Re: [RFC] In-kernel fuzz testing for apps

From: Austin S Hemmelgarn
Date: Thu Nov 19 2015 - 10:38:15 EST


On 2015-11-18 18:39, Andrey Utkin wrote:
Me and my friend have once talked about careful application development,
which includes awareness about all possible error conditions.
So we have collected ideas about making kernel (or, in some cases, libc)
"hostile" to careless application, and we present it so that the idea
doesn't get lost, and maybe even gets real if somebody wants some
features from the list.
This is an excellent idea for security testing, however, see below for more thoughts.

- (libc) crash instantly if memcpy detects regions overlapping;
I believe there are actually systems out there that do this, but they are ancient by now.

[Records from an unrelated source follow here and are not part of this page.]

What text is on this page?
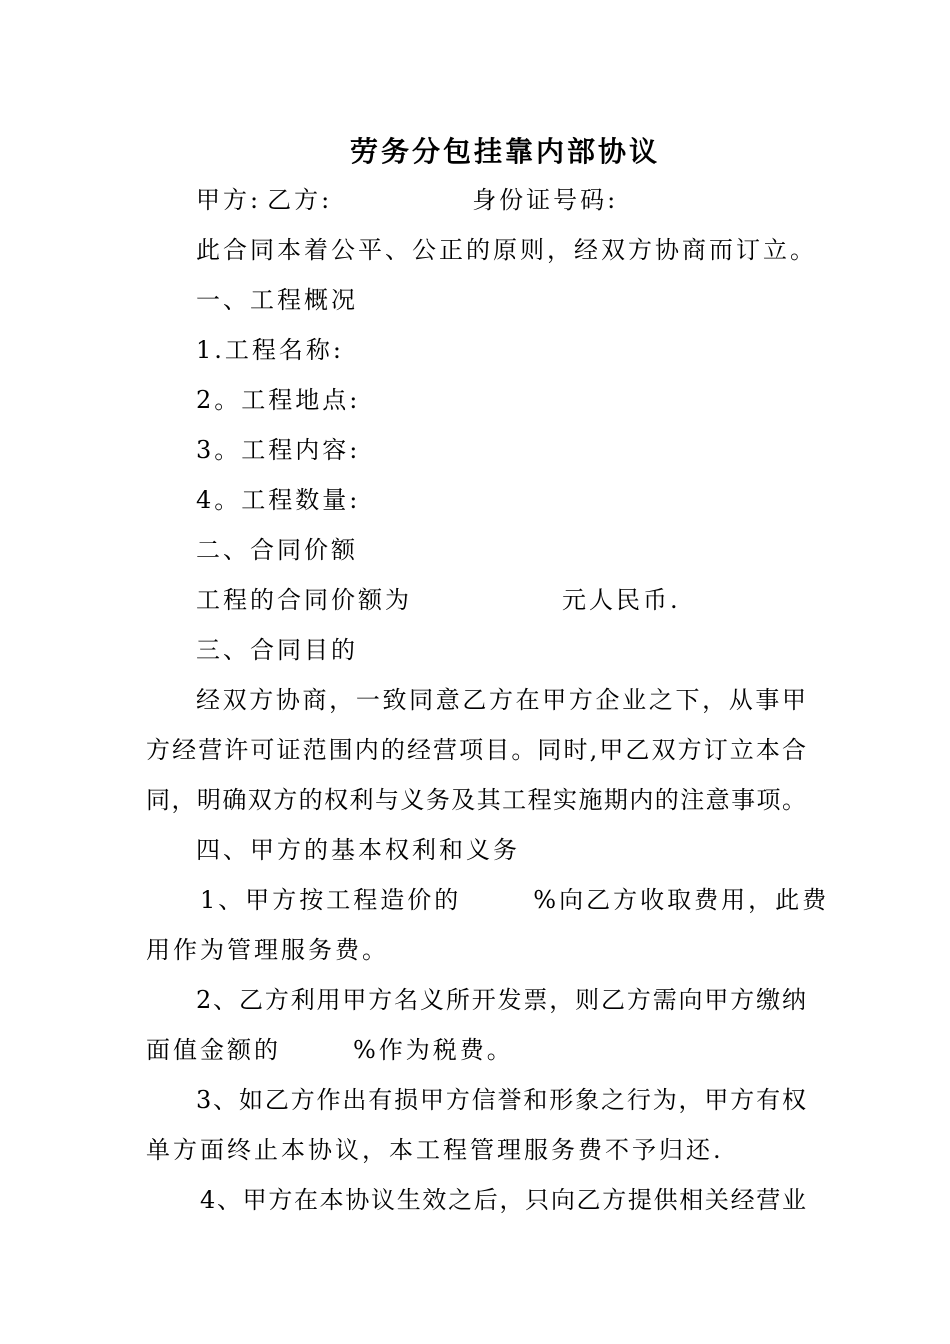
劳务分包挂靠内部协议
甲方: 乙方:	身份证号码:
此合同本着公平、公正的原则，经双方协商而订立。
一、工程概况
1.工程名称:
2。工程地点:
3。工程内容:
4。工程数量:
二、合同价额
工程的合同价额为	元人民币.
三、合同目的
经双方协商，一致同意乙方在甲方企业之下，从事甲
方经营许可证范围内的经营项目。同时,甲乙双方订立本合
同，明确双方的权利与义务及其工程实施期内的注意事项。
四、甲方的基本权利和义务
1、甲方按工程造价的	%向乙方收取费用，此费
用作为管理服务费。
2、乙方利用甲方名义所开发票，则乙方需向甲方缴纳
面值金额的	%作为税费。
3、如乙方作出有损甲方信誉和形象之行为，甲方有权
单方面终止本协议，本工程管理服务费不予归还.
4、甲方在本协议生效之后，只向乙方提供相关经营业
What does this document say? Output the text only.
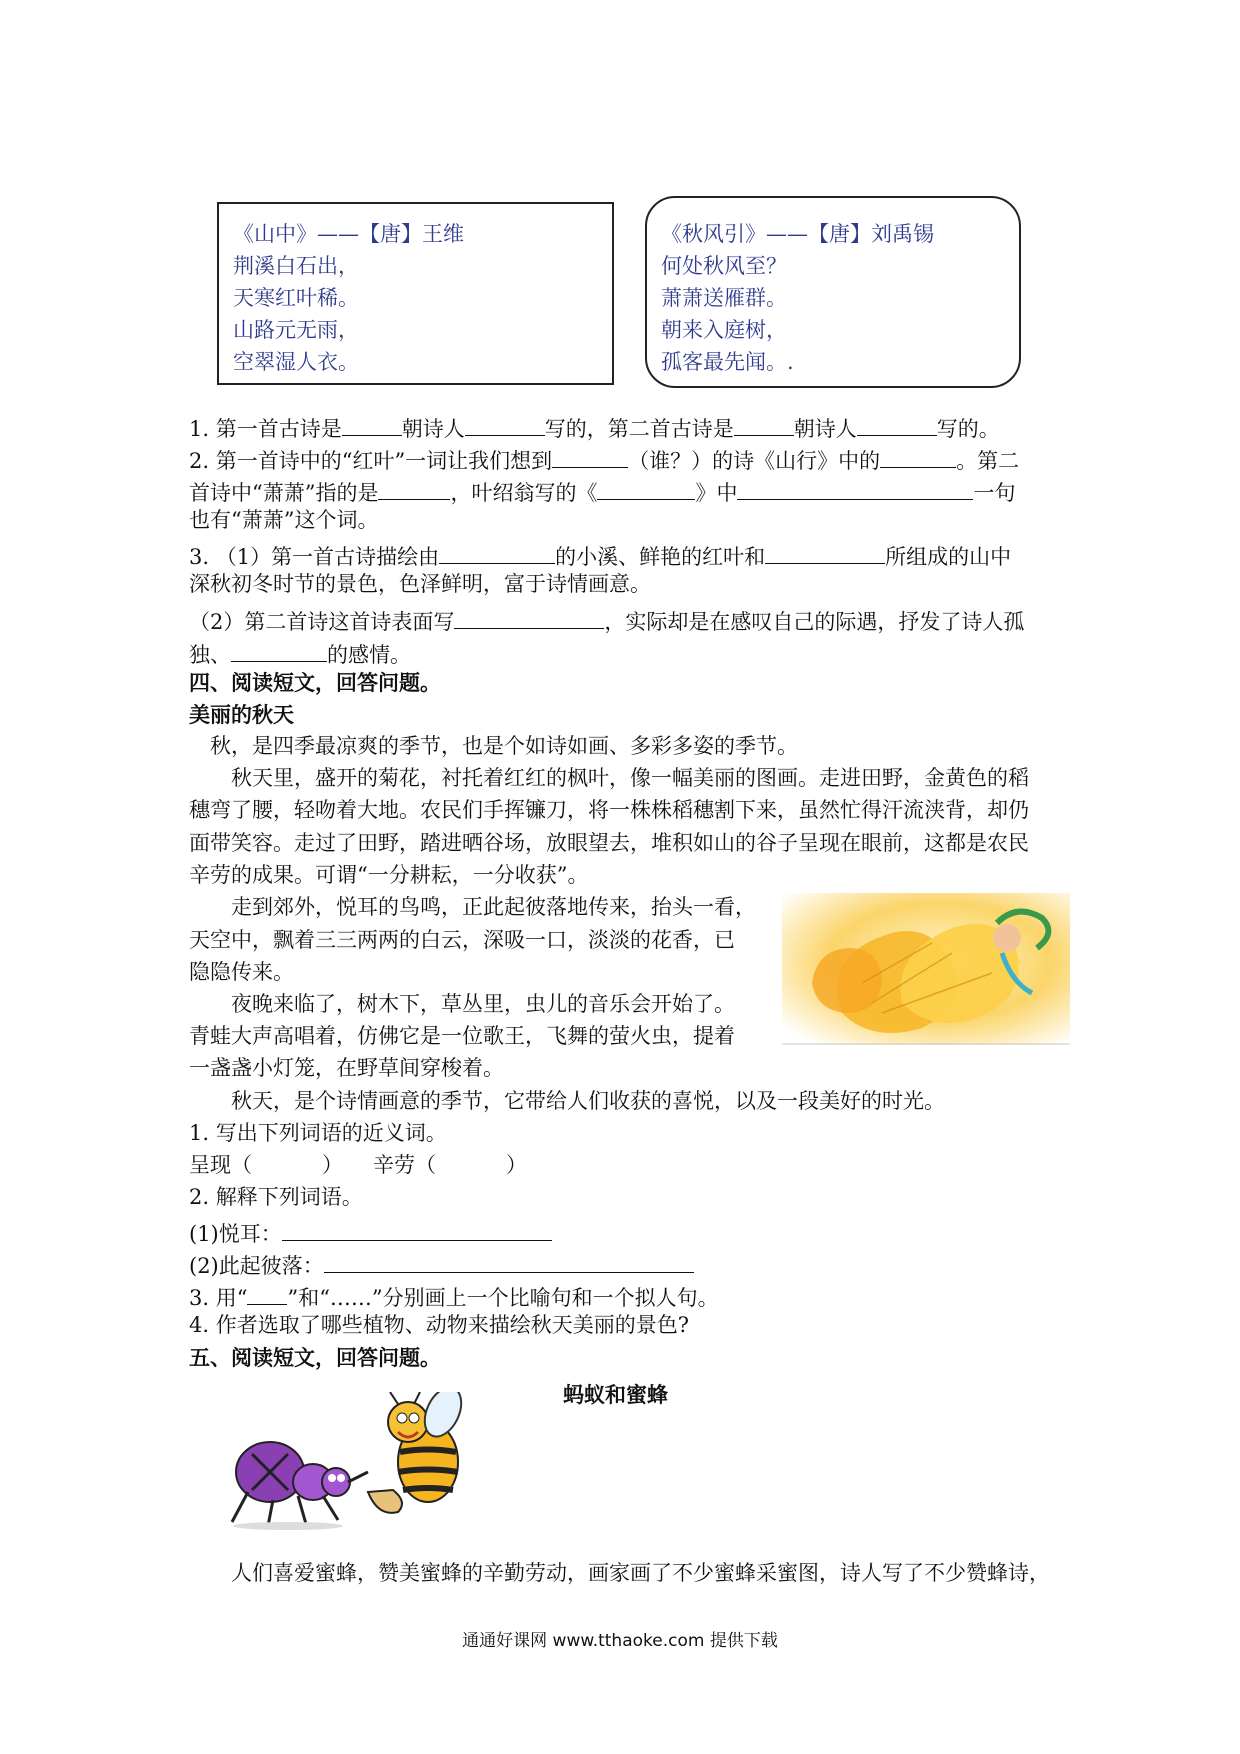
《山中》——【唐】王维
荆溪白石出，
天寒红叶稀。
山路元无雨，
空翠湿人衣。
《秋风引》——【唐】刘禹锡
何处秋风至？
萧萧送雁群。
朝来入庭树，
孤客最先闻。.
1. 第一首古诗是	朝诗人	写的，第二首古诗是	朝诗人	写的。
2. 第一首诗中的“红叶”一词让我们想到	（谁？）的诗《山行》中的	。第二
首诗中“萧萧”指的是	，叶绍翁写的《	》中	一句
也有“萧萧”这个词。
3. （1）第一首古诗描绘由	的小溪、鲜艳的红叶和	所组成的山中
深秋初冬时节的景色，色泽鲜明，富于诗情画意。
（2）第二首诗这首诗表面写	，实际却是在感叹自己的际遇，抒发了诗人孤
独、	的感情。
四、阅读短文，回答问题。
美丽的秋天
秋，是四季最凉爽的季节，也是个如诗如画、多彩多姿的季节。
秋天里，盛开的菊花，衬托着红红的枫叶，像一幅美丽的图画。走进田野，金黄色的稻
穗弯了腰，轻吻着大地。农民们手挥镰刀，将一株株稻穗割下来，虽然忙得汗流浃背，却仍
面带笑容。走过了田野，踏进晒谷场，放眼望去，堆积如山的谷子呈现在眼前，这都是农民
辛劳的成果。可谓“一分耕耘，一分收获”。
走到郊外，悦耳的鸟鸣，正此起彼落地传来，抬头一看，
天空中，飘着三三两两的白云，深吸一口，淡淡的花香，已
隐隐传来。
夜晚来临了，树木下，草丛里，虫儿的音乐会开始了。
青蛙大声高唱着，仿佛它是一位歌王，飞舞的萤火虫，提着
一盏盏小灯笼，在野草间穿梭着。
秋天，是个诗情画意的季节，它带给人们收获的喜悦，以及一段美好的时光。
1. 写出下列词语的近义词。
呈现（	） 辛劳（	）
2. 解释下列词语。
(1)悦耳：
(2)此起彼落：
3. 用“ ”和“……”分别画上一个比喻句和一个拟人句。
4. 作者选取了哪些植物、动物来描绘秋天美丽的景色?
五、阅读短文，回答问题。
蚂蚁和蜜蜂
人们喜爱蜜蜂，赞美蜜蜂的辛勤劳动，画家画了不少蜜蜂采蜜图，诗人写了不少赞蜂诗，
通通好课网 www.tthaoke.com 提供下载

- return EINTR as much as possible;
- send/recv/etc. returns EAGAIN on non-blocking sockets as much as possible;
- send/recv tend to result in short writes/reads, e.g. 1 byte at a time,
to break assumption about sending/receiving some "not-so-big" thing at once;
These three are tricky to do from userspace, but the first two could be done with ptrace with some effort (not sure about the third).

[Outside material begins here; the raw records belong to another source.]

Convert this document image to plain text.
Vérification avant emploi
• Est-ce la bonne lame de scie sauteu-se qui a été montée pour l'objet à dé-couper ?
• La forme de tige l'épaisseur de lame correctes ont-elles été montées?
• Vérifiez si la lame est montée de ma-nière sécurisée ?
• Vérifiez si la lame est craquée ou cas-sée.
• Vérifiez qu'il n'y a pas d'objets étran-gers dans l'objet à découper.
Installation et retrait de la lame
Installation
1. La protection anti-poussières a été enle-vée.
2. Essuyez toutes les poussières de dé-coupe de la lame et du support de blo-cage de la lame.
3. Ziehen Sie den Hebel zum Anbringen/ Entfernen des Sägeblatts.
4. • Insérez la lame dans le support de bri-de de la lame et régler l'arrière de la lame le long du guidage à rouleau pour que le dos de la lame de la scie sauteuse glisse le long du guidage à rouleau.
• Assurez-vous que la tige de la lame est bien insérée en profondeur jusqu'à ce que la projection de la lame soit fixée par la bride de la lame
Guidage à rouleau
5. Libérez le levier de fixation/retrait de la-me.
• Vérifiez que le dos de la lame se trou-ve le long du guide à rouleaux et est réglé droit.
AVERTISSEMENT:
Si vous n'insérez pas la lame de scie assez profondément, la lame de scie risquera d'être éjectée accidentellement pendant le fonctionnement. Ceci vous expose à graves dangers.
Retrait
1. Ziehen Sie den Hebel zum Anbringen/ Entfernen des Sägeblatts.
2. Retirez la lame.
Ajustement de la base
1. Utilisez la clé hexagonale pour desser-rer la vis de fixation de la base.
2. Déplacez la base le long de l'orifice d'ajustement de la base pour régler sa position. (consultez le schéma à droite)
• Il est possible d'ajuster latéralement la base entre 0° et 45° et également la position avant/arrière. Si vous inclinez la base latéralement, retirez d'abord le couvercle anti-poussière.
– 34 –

- let write return ENOSPC sometimes;
Ironically, this can be done without much effort using BTRFS (although that will hopefully change in the future).
- scheduler behaves differently from common case (e.g. let it tend to
stop a thread at some syscalls);
I don't see this one being very useful for any program that isn't running realtime or accessing hardware directly.

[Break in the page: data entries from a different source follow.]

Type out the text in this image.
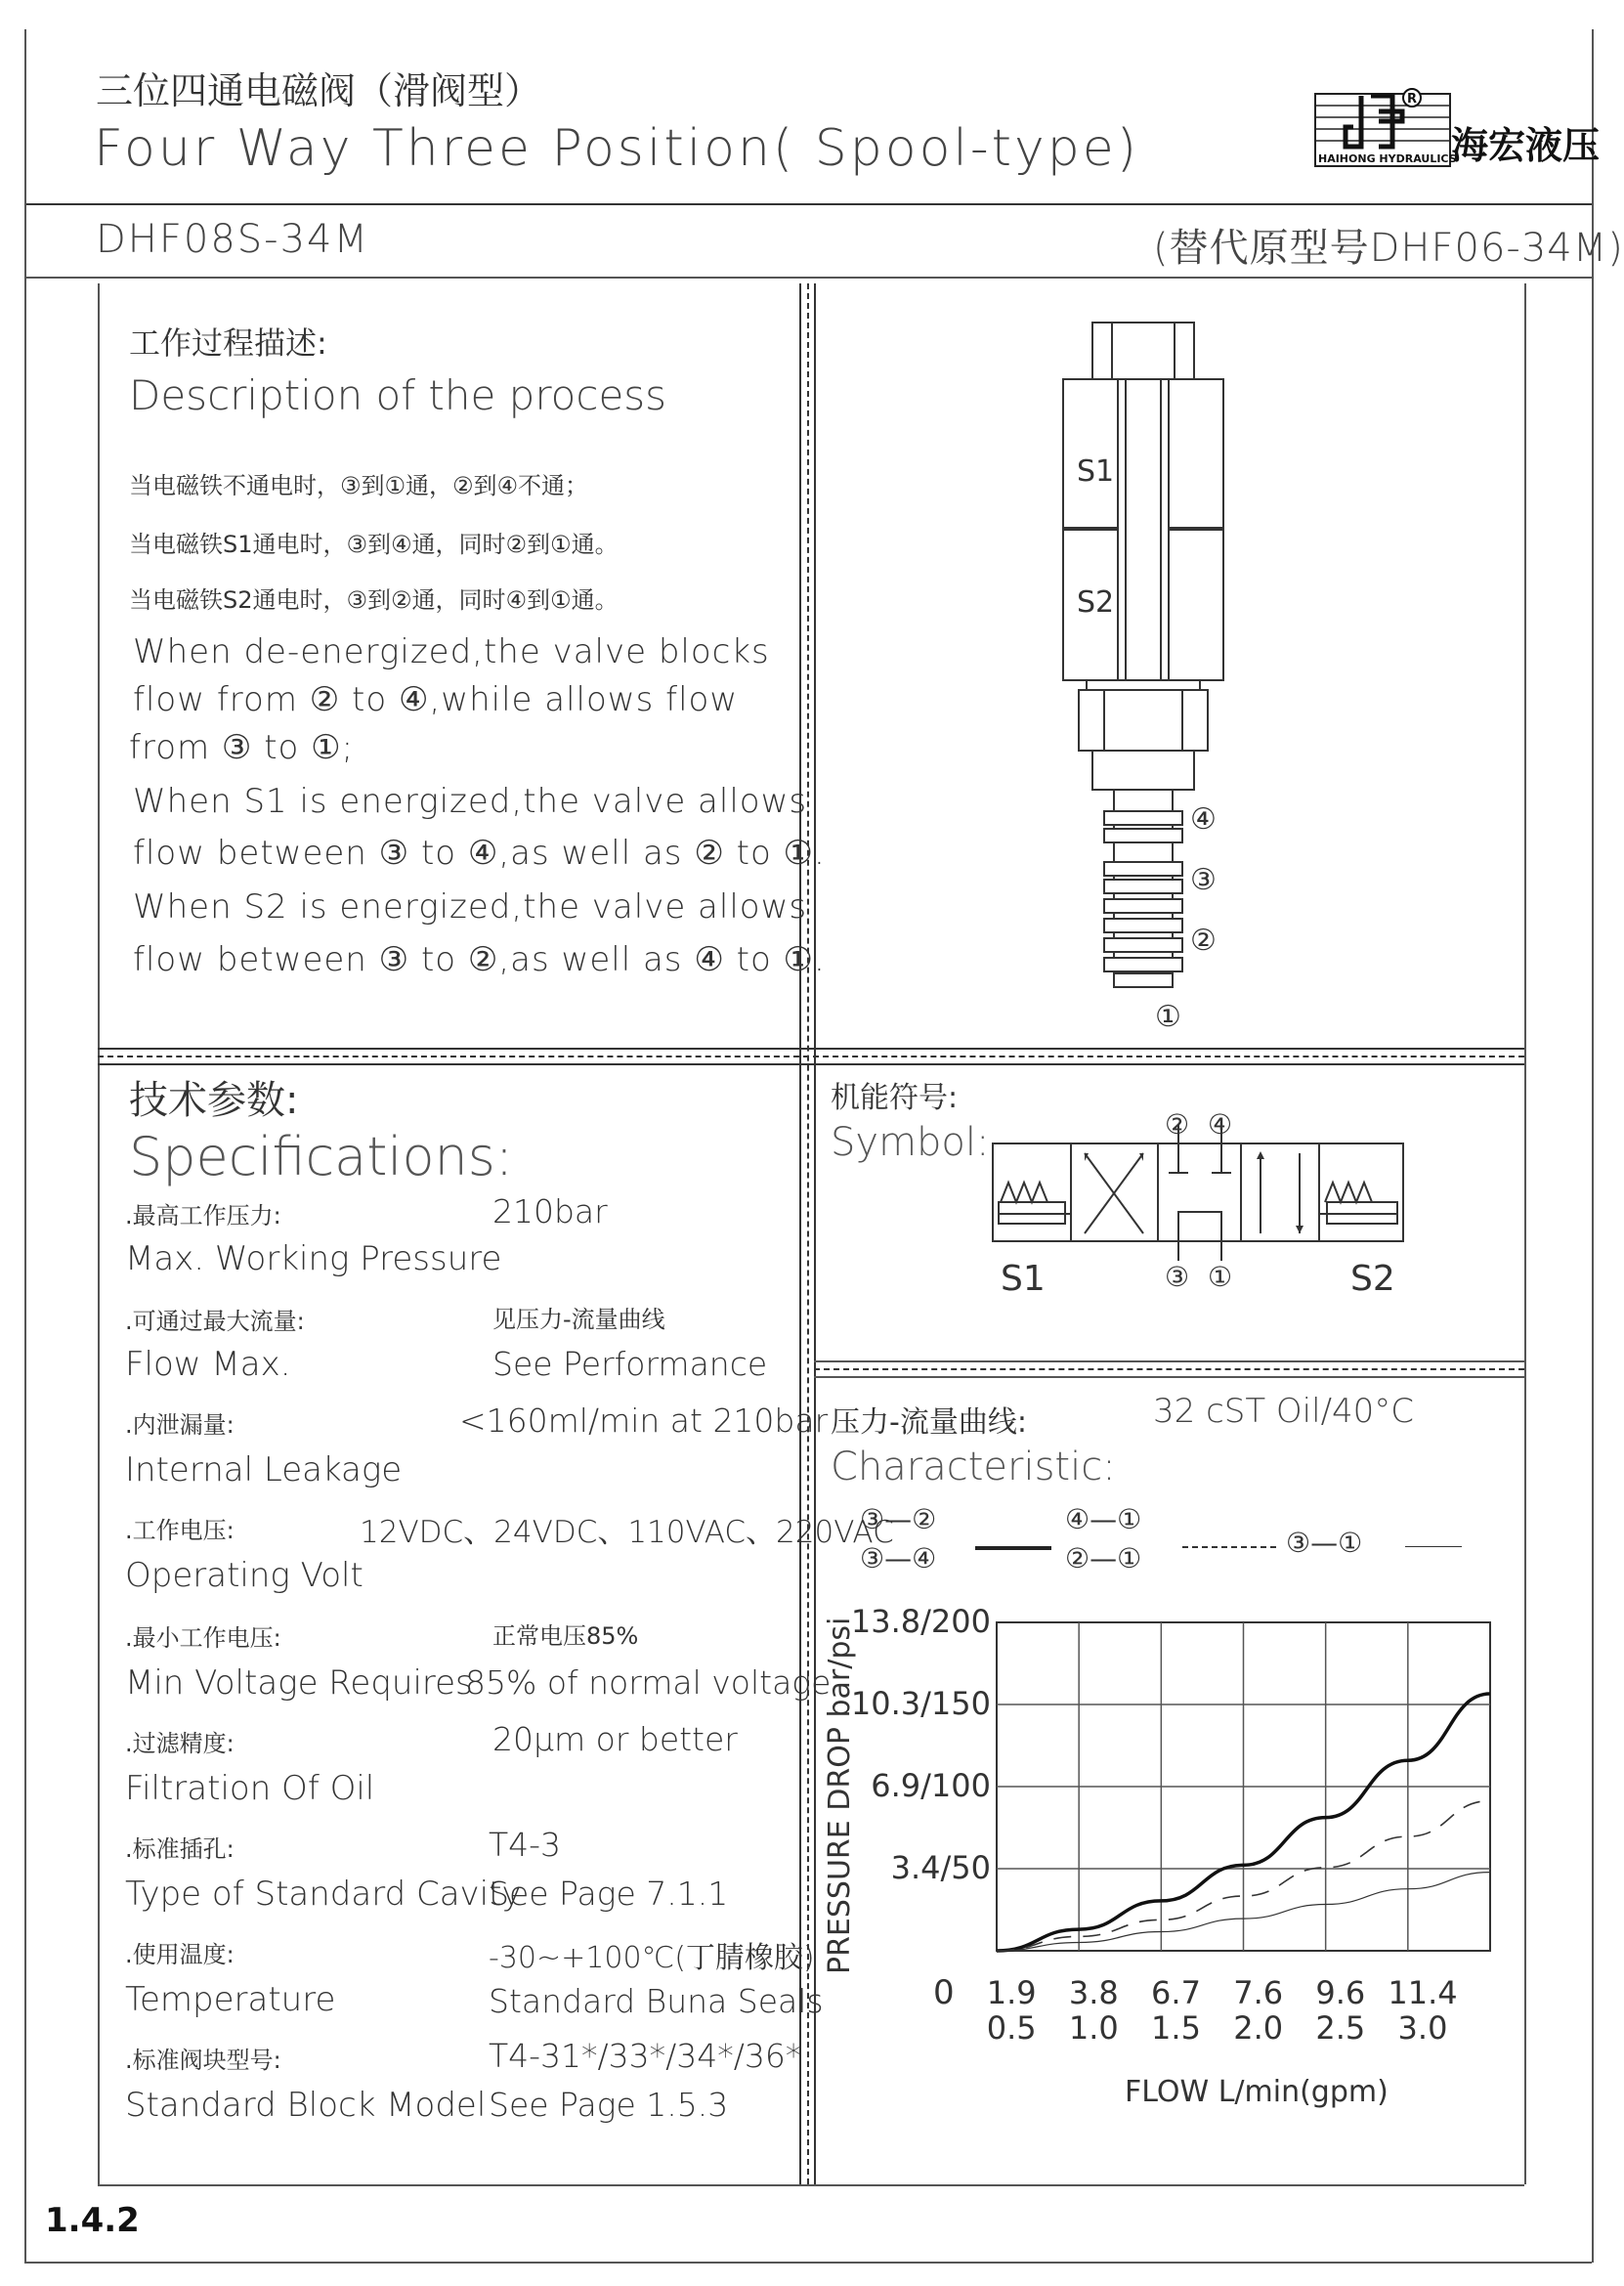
三位四通电磁阀（滑阀型）
Four Way Three Position( Spool-type)
R
HAIHONG HYDRAULICS
海宏液压
DHF08S-34M	(替代原型号DHF06-34M)
工作过程描述:
Description of the process
当电磁铁不通电时，③到①通，②到④不通；
当电磁铁S1通电时，③到④通，同时②到①通。
当电磁铁S2通电时，③到②通，同时④到①通。
When de-energized,the valve blocks
flow from ② to ④,while allows flow
from ③ to ①;
When S1 is energized,the valve allows
flow between ③ to ④,as well as ② to ①.
When S2 is energized,the valve allows
flow between ③ to ②,as well as ④ to ①.
S1
S2
④
③
②
①
技术参数:
Specifications:
.最高工作压力:	210bar
Max. Working Pressure
.可通过最大流量:	见压力-流量曲线
Flow Max.	See Performance
.内泄漏量:	<160ml/min at 210bar
Internal Leakage
.工作电压:	12VDC、24VDC、110VAC、220VAC
Operating Volt
.最小工作电压:	正常电压85%
Min Voltage Requires
85% of normal voltage
.过滤精度:	20μm or better
Filtration Of Oil
.标准插孔:	T4-3
Type of Standard Cavity
See Page 7.1.1
.使用温度:	-30~+100℃(丁腈橡胶)
Temperature	Standard Buna Seals
.标准阀块型号:	T4-31*/33*/34*/36*
Standard Block Model See Page 1.5.3
机能符号:
Symbol:	② ④
③ ①
S1	S2
压力-流量曲线:	32 cST Oil/40°C
Characteristic:
③—②
③—④
④—①
②—①	③—①
13.8/200
10.3/150
6.9/100
3.4/50
1.9
0.5
3.8
1.0
6.7
1.5
7.6
2.0
9.6
2.5
11.4
3.0
PRESSURE DROP bar/psi
FLOW L/min(gpm)
0
1.4.2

- return allocation failures;
I'm pretty certain there is some library out there that you can preload to do this.
- make OOM killer manic!
This isn't hard to do in a VM, either randomly adjust the memory balloon, or randomly enter the scan-code for Ctrl-Alt-SysRq-F on the console.
- make clocks which are not monotonic to go backward frequently;
Same as above, but for different reasons.
- pretend the time is 2038 year or later;
Same as above, also look up a program called 'datefudge'.
- (arguable) close syscall returns non-zero first time, or randomly;
I'm actually genuinely curious about this one. What real-world circumstances could cause close() to fail?
- (arguable) special arch having NULL not all zero-bits. Actually I
don't believe it is feasible to make a lot of modern software to run in
such situation.
This one is a functional guarantee for almost anything that uses virtual memory. In theory, it might be possible to get a lot of things working with NULL = 0xFFFFFFFF (or the equivalent on 64-bit arches), but I don't see that being particularly useful (anything that does anything with NULL other than check against it and use it as a dummy initializer is probably broken in other ways).